The past two seasons, Minnesota finished dead last in made 3-pointers and ranked 26th and 30th, respectively, in 3-point attempts. 

Now let's take a look at two teams who increased their 3-point attempts and were better for it over the last two seasons. The team with the biggest increase in attempts last season was the Milwaukee Bucks and it wasn't close.

  • 2017-18: 24.7 attempts (25th) 
  • 2018-19: 38.2 attempts (2nd)
  • Record difference: +16 wins (44 in 2017-18 to 60 in 2018-19)

Before we get too excited here, the Bucks deserve a ton of credit for turning Brook Lopez (36%) into a 3-point machine to pair with Khris Middelton (37%) and Eric Bledsoe (32%), who have always been known for knocking down shots from behind the arc.

And even though he didn't attempt a ton, Giannis Antetokounmpo was their driving force, winning his first MVP award. Plus the Bucks play in the far weaker Eastern Conference whereas a similar approach by the Wolves may not reap such rich rewards in the stacked West. 

To be sure, Milwaukee's increase in 3-[point attempts helped them become the No. 1 seed in the East.  But their turnaround also had a lot to do with going from the 18th-ranked defensive team (defensive rating 109.1 points per 100 possessions) to the No. 1 defensive team in the NBA in 2018-19 (104.1 points per 100 possessions). 

Minnesota has a long way to go in that department, but a 1-2 punch of Robert Covington and Josh Okogie on the wings could be on par with the defensive prowess Antetokounmpo and Middleton provide the Bucks. 

A team that increased their output from deep in the Western Conference is the Utah Jazz.

  • 2017-18: 29.6 attempts (13th)
  • 2018-19: 34.0 attempts (9th)
  • Record difference: +2 wins (48 in 2017-18 to 50 in 2018-19)

The Jazz really went all in on 3-point specialists last season, paring Joe Ingles with Kyle Korver (38%) while getting a full seasons out of Jae Crowder (33.1%) and up and coming star Donovan Mitchell (36%).
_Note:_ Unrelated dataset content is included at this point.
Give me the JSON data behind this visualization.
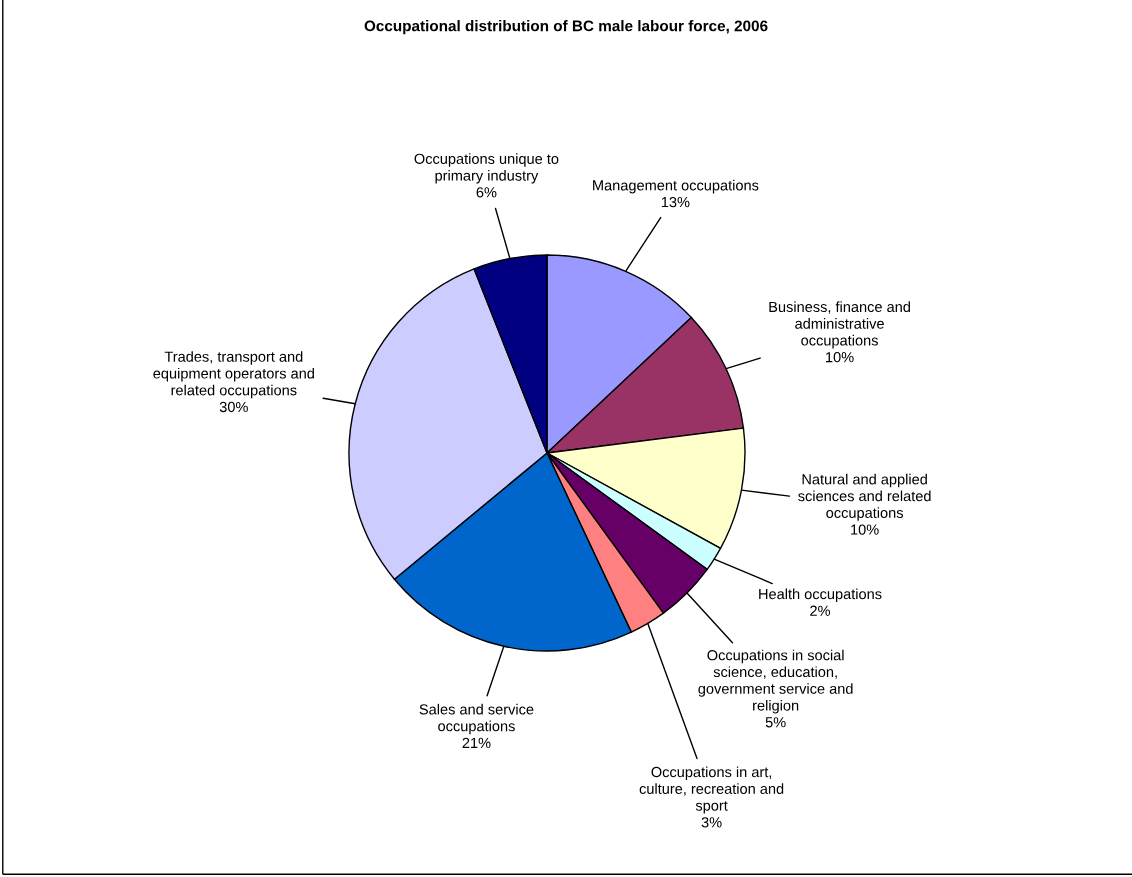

Meanwhile, the Jazz's defense ranked second in the NBA in back-to-back seasons but they bowed out to the Rockets in five games in the opening round of the playoffs. Houston, if you didn't notice, has led the NBA in 3-point attempts each of the last three seasons, and that's where new Wolves President of Basketball Operations Gersson Rosas comes from. 

Clearly, Rosas has brought a touch of Houston's offensive philosophies to Minnesota. 
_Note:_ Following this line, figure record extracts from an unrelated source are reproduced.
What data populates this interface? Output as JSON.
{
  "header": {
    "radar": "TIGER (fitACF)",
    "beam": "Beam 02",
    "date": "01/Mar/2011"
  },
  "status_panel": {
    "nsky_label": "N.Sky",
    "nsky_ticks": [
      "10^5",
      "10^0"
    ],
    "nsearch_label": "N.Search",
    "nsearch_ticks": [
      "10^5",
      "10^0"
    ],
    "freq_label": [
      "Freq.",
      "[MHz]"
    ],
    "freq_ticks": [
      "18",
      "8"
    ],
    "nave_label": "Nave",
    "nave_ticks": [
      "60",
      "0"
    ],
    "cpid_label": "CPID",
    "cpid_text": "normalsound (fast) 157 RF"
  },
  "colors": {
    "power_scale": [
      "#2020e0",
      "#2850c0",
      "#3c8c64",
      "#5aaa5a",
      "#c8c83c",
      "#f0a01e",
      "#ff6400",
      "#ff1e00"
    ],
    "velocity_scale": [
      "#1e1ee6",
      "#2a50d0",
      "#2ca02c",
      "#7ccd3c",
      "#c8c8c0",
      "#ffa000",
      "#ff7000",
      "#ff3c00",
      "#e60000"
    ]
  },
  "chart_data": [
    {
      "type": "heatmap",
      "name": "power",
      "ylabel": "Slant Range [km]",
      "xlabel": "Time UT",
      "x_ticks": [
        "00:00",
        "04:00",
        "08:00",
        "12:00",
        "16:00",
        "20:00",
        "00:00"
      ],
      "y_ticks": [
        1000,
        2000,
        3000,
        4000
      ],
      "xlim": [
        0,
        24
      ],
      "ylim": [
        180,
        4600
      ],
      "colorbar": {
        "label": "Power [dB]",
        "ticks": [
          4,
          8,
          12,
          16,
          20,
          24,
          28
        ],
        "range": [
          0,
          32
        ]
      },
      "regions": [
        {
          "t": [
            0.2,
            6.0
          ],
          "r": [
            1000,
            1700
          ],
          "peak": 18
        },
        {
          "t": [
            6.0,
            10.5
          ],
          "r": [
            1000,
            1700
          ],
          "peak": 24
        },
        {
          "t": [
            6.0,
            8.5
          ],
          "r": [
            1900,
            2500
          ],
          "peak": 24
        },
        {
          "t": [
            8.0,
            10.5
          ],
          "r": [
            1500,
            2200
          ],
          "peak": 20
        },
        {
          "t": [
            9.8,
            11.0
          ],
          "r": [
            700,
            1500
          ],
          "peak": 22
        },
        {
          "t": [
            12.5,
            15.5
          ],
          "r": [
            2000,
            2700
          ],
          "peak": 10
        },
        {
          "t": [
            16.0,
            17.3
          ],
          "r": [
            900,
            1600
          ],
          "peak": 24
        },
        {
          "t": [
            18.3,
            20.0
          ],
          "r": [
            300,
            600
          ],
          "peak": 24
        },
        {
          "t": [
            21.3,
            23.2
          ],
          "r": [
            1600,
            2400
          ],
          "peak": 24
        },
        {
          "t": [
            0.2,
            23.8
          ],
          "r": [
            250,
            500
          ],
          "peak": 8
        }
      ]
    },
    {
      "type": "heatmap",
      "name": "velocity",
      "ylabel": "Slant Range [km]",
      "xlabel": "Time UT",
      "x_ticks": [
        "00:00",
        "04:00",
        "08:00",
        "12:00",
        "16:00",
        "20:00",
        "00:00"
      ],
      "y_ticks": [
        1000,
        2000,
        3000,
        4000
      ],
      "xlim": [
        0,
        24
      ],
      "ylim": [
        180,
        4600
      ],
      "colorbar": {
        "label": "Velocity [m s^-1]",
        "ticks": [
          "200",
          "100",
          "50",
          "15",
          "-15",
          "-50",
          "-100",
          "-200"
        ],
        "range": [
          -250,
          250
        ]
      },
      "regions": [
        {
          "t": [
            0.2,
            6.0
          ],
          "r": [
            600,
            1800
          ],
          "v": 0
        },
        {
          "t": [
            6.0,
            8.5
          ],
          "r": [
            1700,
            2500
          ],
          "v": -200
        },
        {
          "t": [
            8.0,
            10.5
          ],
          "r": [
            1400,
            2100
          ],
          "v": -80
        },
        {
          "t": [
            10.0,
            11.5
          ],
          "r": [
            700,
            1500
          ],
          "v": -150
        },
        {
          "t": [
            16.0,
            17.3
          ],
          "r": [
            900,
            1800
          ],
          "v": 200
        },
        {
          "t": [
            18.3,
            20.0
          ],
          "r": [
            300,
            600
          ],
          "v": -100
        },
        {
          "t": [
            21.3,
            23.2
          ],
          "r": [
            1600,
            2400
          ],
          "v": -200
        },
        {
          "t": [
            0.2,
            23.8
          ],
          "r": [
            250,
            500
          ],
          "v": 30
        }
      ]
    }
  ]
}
It begs the question: Do the Wolves have the horses to be a good 3-and-D team?

– Covington is a surefire 3-and-D stud when healthy. 

– Okogie has the D part down but his 3-point game is still in question. 

– Andrew Wiggins is not known for defense, but he's flashed potential to be a quality 3-point shooter, and he'll certainly get his shots up from deep this season. 

– Jake Layman is a 6-foot-9 wing who hit on 32.6% of his threes last season with Portland. 

– Treveon Graham, who is primed to play a big role this season, shot 41.2% from three in 2017-18 before dropping off to 29.7% last season. 

Add in Jeff Teague (career 35.6% 3-point shooter), rookie Jarret Culver and Minnesota's top 3-point shooter, Karl-Anthony Towns (40% last season) and the Wolves have the makings to become a legit 3-point shooting team. 

The threes will be attempted, no doubt, but the defense is where Minnesota needs to make its biggest strides if they hope to open some eyes in the Western Conference.